Religion as a Cry from the Vertical Body – The Evolutionary Fracture
the substrate for deeper psychological and cultural expressions(traditions)
The blog post “Upright Posture Has Left Humans Predisposed to Autonomic Breakdown” proposes a deep evolutionary irony: that our greatest triumph—walking upright—came at a hidden cost. link
By freeing our hands and expanding our horizon, we taxed the autonomic nervous system (ANS) to its limits. To remain upright in a gravitational field, the organism must constantly correct against falling, pushing blood upward, maintaining balance, and stabilizing organs. Over time, this tension creates a subtle but chronic physiological/cognitive unease, a sense of not-quite-being-at-home in the organism.
This is not metaphorical—it’s systemic. The body’s homeostatic baseline is stressed by our very upright structure. In this sense, the human organism is always-already on the verge of breakdown. This biological strain could form the substrate for deeper psychological and cultural expressions(traditions) of fragility, shame, obedience, alienation, and the longing for relief. Deep felt helplessness.
The ANS, strained by gravity, struggles to maintain the dynamic oscillations needed for health. This mirrors the quantum analogy: just as a wave function collapses into a single reality, chronic stress collapses the organism’s potential into a narrower, dysfunctional state—spinning brain, fatigue.
Christianity as a Postural Cry?
In this light,
Christianity might be interpreted as a cultural-theological symptom of this postural tension—a structured cry for help directed upward, mirroring the body’s verticality.
The direction of prayer is upward.
The figure of Christ is often suspended between Earth and heaven—a literal embodiment of vertical tension.

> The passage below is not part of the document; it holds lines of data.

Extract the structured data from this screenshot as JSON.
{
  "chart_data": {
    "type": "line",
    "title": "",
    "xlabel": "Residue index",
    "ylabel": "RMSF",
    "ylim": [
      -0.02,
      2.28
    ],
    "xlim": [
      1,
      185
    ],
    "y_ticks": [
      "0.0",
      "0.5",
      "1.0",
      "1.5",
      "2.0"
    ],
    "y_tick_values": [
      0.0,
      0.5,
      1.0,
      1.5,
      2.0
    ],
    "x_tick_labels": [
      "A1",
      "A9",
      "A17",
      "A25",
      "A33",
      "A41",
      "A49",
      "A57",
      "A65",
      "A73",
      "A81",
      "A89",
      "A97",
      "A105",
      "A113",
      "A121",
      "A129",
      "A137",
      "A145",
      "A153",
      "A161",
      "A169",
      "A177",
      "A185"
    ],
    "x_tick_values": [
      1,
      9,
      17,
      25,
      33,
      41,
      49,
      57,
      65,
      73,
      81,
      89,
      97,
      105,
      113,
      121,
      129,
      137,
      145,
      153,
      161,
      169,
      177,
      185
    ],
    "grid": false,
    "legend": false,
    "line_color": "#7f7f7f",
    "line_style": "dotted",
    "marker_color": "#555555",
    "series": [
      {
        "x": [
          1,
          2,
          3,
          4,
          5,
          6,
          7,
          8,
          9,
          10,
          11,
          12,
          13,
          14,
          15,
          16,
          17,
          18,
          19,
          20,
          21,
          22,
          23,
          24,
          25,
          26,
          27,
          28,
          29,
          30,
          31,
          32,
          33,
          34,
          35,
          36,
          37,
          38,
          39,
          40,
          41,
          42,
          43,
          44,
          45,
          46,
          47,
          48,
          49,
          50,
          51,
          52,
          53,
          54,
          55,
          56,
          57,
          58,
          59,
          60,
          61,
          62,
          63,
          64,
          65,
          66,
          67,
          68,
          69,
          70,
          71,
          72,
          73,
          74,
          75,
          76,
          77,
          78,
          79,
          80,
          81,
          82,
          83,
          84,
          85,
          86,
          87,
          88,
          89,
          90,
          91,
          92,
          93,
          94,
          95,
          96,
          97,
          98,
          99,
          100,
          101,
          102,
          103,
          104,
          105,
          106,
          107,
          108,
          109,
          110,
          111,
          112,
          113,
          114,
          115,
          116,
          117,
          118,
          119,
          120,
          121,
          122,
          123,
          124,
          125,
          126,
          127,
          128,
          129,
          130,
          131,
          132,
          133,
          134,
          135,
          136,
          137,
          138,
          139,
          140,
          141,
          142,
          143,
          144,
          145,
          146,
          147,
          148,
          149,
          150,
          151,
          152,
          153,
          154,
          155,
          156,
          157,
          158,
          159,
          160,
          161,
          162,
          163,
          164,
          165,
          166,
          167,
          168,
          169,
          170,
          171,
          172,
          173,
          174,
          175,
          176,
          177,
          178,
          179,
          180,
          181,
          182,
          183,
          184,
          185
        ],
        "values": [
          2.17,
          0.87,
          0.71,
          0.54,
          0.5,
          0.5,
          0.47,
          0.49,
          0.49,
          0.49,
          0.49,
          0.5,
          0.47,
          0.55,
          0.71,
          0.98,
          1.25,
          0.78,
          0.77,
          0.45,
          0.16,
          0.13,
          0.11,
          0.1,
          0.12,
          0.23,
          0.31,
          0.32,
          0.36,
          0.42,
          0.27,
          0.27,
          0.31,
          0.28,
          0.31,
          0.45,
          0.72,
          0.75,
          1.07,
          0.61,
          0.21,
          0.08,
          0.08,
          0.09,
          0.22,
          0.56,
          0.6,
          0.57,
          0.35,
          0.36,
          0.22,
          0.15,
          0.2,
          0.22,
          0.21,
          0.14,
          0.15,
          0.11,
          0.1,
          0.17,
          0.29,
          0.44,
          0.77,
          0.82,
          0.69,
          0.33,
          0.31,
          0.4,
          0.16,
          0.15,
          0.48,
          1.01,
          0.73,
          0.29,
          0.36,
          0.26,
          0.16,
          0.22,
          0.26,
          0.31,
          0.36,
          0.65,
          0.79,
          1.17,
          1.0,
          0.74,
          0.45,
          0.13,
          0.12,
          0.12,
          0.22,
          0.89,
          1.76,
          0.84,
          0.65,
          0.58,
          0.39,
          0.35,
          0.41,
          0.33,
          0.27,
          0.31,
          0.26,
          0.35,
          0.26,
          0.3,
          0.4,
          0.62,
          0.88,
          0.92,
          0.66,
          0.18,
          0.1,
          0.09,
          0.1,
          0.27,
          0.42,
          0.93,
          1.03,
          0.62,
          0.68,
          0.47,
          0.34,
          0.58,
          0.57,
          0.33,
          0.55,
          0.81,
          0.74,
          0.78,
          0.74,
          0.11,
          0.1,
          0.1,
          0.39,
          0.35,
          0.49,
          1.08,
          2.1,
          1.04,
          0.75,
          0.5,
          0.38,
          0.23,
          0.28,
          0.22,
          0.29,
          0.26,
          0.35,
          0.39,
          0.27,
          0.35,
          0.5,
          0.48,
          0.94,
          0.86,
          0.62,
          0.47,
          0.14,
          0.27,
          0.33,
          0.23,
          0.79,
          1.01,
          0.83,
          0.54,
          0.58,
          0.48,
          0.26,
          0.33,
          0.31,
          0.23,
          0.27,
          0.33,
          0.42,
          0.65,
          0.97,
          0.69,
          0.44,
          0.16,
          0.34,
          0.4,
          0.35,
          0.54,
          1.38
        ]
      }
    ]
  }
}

The cross itself represents a fractured axis: the vertical line of striving and suffering intersecting the horizontal plane of the body.
The core doctrine is about suffering, fallenness, and redemption—premised on the idea that human beings are in a broken state, in need of external rescue.

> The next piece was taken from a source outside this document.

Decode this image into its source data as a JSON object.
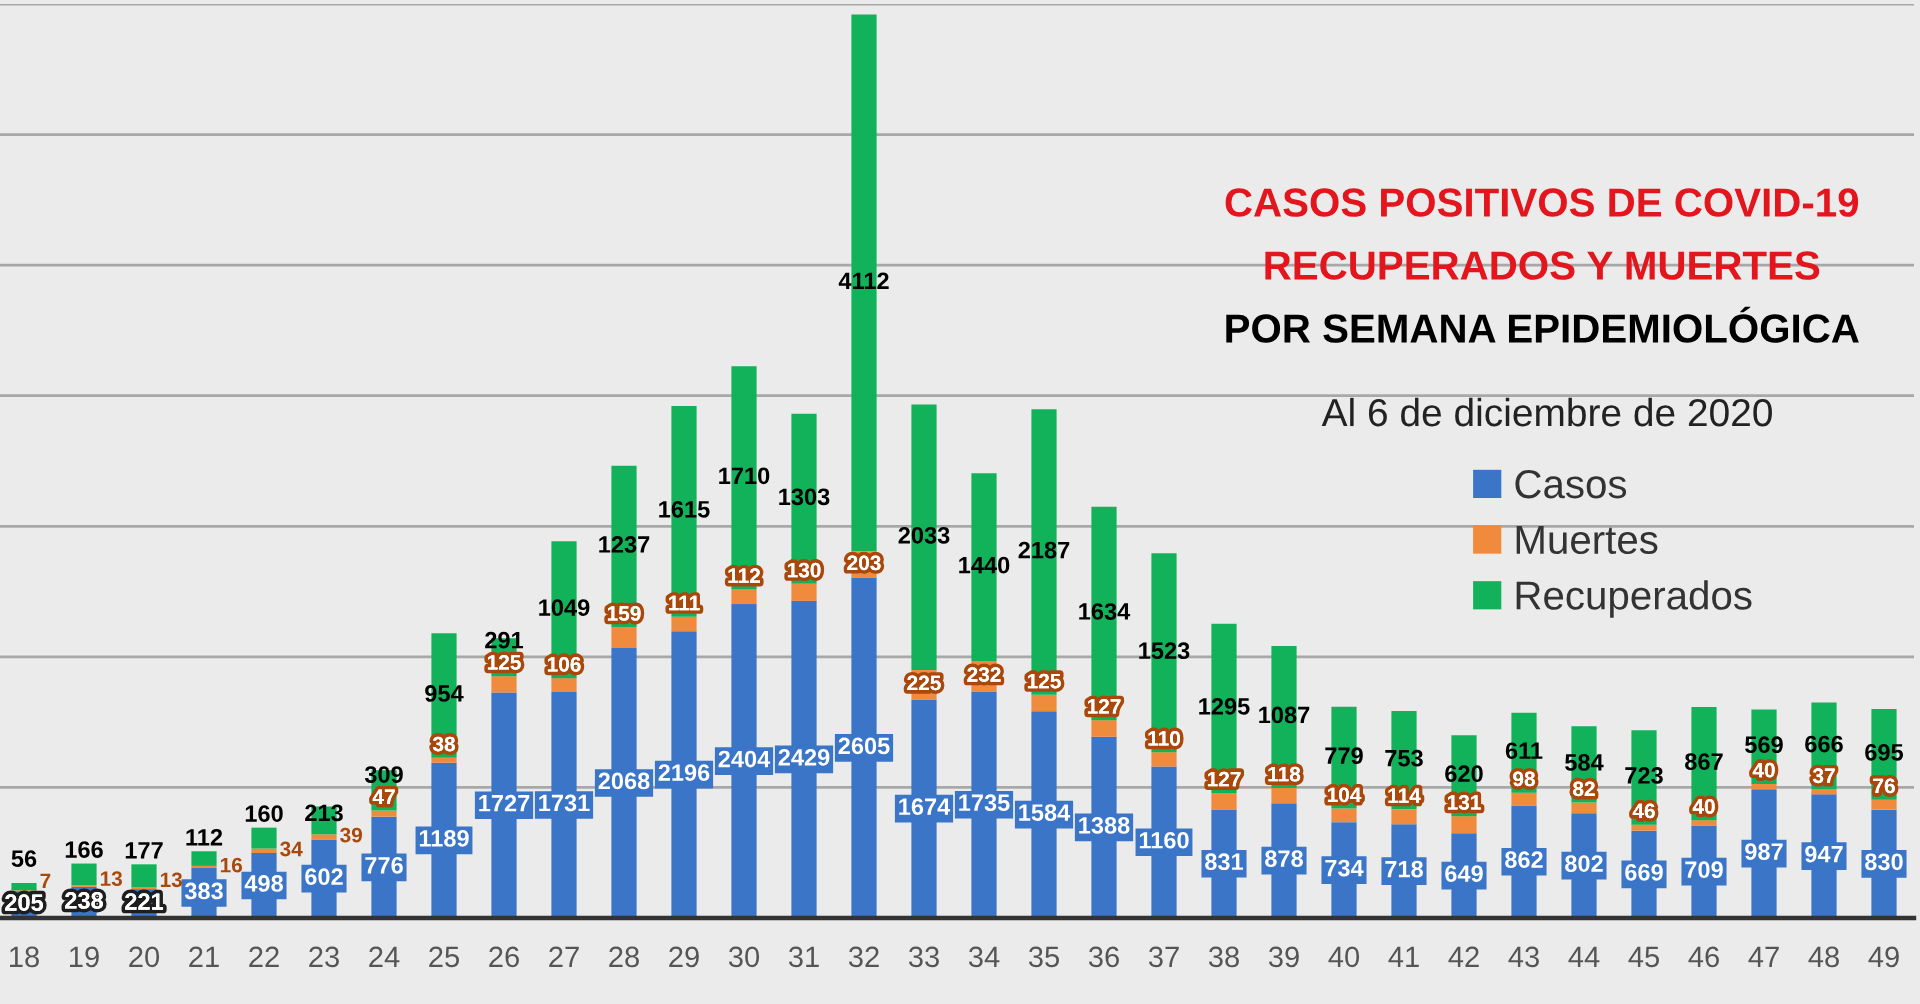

What if this theological structure is not merely symbolic, but somatically rooted? That is, what if the “fallen” condition Christianity describes is not only moral or spiritual, but autonomic—a felt breakdown in the body’s ability to maintain coherence in the face of two-legged evolutionary demands?

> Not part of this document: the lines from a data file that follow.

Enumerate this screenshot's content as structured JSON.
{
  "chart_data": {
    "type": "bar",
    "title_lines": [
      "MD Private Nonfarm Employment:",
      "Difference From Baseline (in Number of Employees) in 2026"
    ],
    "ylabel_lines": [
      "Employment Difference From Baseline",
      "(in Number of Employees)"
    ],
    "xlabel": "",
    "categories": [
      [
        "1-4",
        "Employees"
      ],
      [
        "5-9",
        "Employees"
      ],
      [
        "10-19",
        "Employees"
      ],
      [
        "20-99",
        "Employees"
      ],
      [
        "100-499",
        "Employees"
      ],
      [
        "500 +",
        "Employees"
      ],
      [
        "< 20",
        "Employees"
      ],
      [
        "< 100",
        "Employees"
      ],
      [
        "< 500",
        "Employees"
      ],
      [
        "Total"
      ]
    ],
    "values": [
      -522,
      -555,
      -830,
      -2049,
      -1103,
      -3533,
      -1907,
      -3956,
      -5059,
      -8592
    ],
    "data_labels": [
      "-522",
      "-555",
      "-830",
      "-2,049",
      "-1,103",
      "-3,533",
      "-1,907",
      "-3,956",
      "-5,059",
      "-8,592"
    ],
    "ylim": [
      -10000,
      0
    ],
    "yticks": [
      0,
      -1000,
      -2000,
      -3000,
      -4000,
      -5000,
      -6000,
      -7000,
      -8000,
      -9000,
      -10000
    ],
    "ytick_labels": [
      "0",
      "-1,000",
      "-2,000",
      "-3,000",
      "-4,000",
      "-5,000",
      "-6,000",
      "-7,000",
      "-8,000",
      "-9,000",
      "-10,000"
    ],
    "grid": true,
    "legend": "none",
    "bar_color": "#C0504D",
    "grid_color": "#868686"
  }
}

From Postural Collapse to Spiritual Ascent – Happy in Paradise
This perspective reframes Christianity not as an abstract belief system, but as an existential technology for accepting and praising the autonomic burden of being upright. The body, overstrained, collapses inward. Feeling diminishes. Orientation is lost. And the mind, unable to regulate the body alone, projects its cry into the heavens.
Thus, salvation is not merely moral—it’s postural. It’s a longing for vertical support, for something to hold us up when the body can no longer do so. In this sense, religion becomes:
A cultural negation to a biological contradiction –
The collapse of feeling (through autonomic strain) produces a search for reconnection.
Christianity, in particular, preserves the vertical longing—the cry “upward,” the hope, the condition of transcendence through endless suffering.
This idea challenges traditional views of spirituality and highlights the intricate relationships between body, mind, and culture. It encourages us to consider the potential somatic roots of cultural and theological expressions, and how our bodily experiences might shape our understanding of the world and our place within it.